Convinto che avesse altre relazioni, molesta e minaccia la ex. Per un 41enne di Galatina scatta il divieto di avvicinamento

Il provvedimento emesso dal Gip eseguito dagli agenti del Commissariato di Galatina, a seguito della denuncia presentata dalla vittima nei mesi scorsi.

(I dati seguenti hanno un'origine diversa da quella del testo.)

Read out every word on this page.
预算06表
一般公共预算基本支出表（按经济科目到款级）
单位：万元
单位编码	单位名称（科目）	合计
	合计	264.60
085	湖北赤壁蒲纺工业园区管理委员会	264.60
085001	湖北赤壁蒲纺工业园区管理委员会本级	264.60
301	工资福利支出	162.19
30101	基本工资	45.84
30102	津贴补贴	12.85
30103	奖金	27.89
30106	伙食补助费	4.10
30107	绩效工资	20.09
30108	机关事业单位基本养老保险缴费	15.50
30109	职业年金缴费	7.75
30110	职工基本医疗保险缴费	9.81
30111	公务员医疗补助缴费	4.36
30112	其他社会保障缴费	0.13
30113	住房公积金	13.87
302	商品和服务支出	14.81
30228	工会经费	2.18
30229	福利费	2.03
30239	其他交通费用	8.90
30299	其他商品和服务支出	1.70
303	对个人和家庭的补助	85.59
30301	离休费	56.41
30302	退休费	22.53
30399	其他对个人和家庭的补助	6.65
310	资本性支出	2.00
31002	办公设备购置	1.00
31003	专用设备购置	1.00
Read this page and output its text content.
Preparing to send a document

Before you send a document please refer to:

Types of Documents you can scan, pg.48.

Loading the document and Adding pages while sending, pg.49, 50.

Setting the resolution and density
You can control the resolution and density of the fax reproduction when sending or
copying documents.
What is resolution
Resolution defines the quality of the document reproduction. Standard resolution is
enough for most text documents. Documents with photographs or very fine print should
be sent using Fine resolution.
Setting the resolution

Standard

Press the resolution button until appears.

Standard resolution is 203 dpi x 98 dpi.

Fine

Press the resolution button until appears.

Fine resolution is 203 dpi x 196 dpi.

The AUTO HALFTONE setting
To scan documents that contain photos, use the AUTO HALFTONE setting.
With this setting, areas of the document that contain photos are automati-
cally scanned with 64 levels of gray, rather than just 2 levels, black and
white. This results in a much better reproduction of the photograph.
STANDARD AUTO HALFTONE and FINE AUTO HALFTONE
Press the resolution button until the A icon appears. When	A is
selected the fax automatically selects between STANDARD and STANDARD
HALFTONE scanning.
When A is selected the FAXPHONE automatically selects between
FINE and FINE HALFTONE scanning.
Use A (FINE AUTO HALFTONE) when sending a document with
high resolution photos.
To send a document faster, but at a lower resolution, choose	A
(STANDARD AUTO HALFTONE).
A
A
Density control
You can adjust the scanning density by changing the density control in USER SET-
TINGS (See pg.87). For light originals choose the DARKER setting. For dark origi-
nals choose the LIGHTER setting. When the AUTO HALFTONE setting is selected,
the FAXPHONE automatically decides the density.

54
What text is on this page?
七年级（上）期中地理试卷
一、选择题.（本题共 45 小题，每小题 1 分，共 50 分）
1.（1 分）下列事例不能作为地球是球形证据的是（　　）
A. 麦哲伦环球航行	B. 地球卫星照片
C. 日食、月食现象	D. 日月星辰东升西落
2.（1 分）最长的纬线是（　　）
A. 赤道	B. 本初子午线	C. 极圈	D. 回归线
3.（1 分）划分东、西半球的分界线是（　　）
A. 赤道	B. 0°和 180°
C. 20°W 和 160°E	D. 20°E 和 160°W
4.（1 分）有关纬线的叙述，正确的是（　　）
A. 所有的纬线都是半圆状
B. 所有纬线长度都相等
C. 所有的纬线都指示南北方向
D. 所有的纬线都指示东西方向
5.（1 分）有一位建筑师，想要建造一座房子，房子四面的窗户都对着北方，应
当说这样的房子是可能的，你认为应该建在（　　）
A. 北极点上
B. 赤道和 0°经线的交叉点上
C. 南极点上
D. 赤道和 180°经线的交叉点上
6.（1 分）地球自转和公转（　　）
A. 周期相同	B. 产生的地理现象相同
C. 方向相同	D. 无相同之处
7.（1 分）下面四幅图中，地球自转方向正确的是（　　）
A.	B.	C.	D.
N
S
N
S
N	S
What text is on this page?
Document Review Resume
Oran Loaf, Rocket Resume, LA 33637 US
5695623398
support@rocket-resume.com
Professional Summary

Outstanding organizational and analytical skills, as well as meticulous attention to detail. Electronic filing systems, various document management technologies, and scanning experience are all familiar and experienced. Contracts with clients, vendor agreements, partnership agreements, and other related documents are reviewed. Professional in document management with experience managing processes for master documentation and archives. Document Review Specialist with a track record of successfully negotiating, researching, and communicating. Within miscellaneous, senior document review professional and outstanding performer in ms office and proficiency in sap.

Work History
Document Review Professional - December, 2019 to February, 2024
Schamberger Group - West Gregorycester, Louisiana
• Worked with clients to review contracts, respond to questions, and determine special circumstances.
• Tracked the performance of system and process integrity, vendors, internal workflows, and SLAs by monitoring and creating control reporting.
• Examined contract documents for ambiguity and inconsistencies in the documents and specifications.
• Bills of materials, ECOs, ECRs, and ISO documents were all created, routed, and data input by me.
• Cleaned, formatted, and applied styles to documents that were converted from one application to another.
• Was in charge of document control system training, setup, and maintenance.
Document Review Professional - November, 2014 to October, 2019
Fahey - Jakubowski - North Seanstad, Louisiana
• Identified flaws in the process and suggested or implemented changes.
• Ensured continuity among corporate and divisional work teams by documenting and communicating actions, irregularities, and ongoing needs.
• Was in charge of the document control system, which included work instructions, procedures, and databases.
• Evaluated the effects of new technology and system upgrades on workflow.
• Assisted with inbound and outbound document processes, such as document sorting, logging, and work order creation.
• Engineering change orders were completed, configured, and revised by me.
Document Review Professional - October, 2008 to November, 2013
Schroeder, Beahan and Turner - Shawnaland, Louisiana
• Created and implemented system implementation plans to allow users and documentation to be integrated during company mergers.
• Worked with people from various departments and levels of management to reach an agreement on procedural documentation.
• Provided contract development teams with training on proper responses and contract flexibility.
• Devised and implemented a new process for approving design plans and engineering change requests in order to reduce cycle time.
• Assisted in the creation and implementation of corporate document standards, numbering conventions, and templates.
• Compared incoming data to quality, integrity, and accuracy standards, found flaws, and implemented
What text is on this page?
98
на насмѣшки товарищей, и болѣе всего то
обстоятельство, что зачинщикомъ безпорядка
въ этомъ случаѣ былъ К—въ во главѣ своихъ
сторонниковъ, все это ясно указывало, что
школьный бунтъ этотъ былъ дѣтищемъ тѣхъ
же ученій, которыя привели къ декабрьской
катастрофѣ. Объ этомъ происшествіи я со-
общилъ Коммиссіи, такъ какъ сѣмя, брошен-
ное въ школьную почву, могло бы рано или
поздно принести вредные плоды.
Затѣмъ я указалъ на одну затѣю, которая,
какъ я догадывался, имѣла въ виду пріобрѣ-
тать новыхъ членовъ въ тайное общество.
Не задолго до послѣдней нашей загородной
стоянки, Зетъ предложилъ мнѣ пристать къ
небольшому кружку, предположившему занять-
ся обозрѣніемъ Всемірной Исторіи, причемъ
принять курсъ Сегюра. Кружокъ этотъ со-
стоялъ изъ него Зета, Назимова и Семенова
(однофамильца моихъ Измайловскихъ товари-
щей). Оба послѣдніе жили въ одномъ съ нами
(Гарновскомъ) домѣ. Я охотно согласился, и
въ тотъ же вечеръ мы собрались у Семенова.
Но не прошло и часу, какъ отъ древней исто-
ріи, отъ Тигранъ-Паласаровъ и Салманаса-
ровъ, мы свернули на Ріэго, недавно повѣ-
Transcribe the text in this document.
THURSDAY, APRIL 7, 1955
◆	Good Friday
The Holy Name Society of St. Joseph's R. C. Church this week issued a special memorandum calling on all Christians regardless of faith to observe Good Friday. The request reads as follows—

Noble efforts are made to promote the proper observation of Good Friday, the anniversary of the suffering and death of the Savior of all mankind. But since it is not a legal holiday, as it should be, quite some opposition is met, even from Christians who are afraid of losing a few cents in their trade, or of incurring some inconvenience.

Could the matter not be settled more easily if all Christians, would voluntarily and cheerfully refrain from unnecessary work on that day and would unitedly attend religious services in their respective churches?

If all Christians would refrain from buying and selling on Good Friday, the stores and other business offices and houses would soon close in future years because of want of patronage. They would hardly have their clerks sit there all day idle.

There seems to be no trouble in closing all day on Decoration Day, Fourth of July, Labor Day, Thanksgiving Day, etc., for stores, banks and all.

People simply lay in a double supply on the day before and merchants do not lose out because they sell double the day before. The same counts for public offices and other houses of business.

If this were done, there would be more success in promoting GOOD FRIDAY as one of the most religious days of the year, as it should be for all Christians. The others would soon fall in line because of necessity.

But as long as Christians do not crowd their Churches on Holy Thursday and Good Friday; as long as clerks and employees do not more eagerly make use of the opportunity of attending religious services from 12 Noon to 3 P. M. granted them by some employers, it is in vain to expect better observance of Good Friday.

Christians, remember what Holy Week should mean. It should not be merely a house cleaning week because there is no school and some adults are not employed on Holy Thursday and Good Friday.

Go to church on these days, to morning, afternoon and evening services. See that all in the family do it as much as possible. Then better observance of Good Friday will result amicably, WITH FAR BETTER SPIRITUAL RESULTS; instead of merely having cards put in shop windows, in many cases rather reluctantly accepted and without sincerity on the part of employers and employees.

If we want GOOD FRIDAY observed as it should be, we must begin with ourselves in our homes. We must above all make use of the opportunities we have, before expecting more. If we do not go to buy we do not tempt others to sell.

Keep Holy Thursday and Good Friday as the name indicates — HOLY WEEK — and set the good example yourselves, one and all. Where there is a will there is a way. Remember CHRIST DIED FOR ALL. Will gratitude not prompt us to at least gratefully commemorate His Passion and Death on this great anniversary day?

Nel pomeriggio di ieri, gli agenti della Sezione di Polizia Giudiziaria del Commissariato di Galatina, hanno dato esecuzione a un’ordinanza applicativa di misura cautelare emessa a carico di un 41enne del luogo, già pregiudicato per reati contro il patrimonio, contro la persona e reati in materia di stupefacenti.

In particolare, il 31 luglio scorso, l’uomo è stato indagato per minacce gravi nei confronti della sua ex convivente, 38enne galatinese che, nella circostanza, ha presentato una denuncia/querela, minuziosamente dettagliata, nella quale ha provato tutta una serie di riscontri circa i numerosi comportamenti vessatori che ha subito nel corso del tempo.

La donna, ha descritto una situazione di particolare gravità, raccontando di un contesto di costante minaccia nel quale l’uomo ha posto in essere una serie di condotte moleste e persecutorie nei suoi confronti, minacciandola e chiamandola incessantemente al telefono, inviandole messaggi whatsapp e appostandosi nei pressi della sua abitazione e dei suoi genitori. I comportamenti subìti dalla vittima erano originati dalla convinzione che avesse altre relazioni sentimentali.

Alla luce di tutti gli elementi raccolti dagli investigatori del Commissariato, il Giudice per le indagini preliminari del Tribunale di Lecce, l’8 settembre, ha emesso il provvedimento che vieta al 41enne di frequentare gli stessi luoghi frequentati dalla vittima, ossia abitazione, il posto di lavoro, la scuola frequentata dai figli e qualunque altro posto abitualmente frequentato dalla stessa con l’obbligo di mantenere una distanza di almeno 200 metri in caso di incontro casuale, vietandogli, inoltre, di contattarla con qualsiasi mezzo.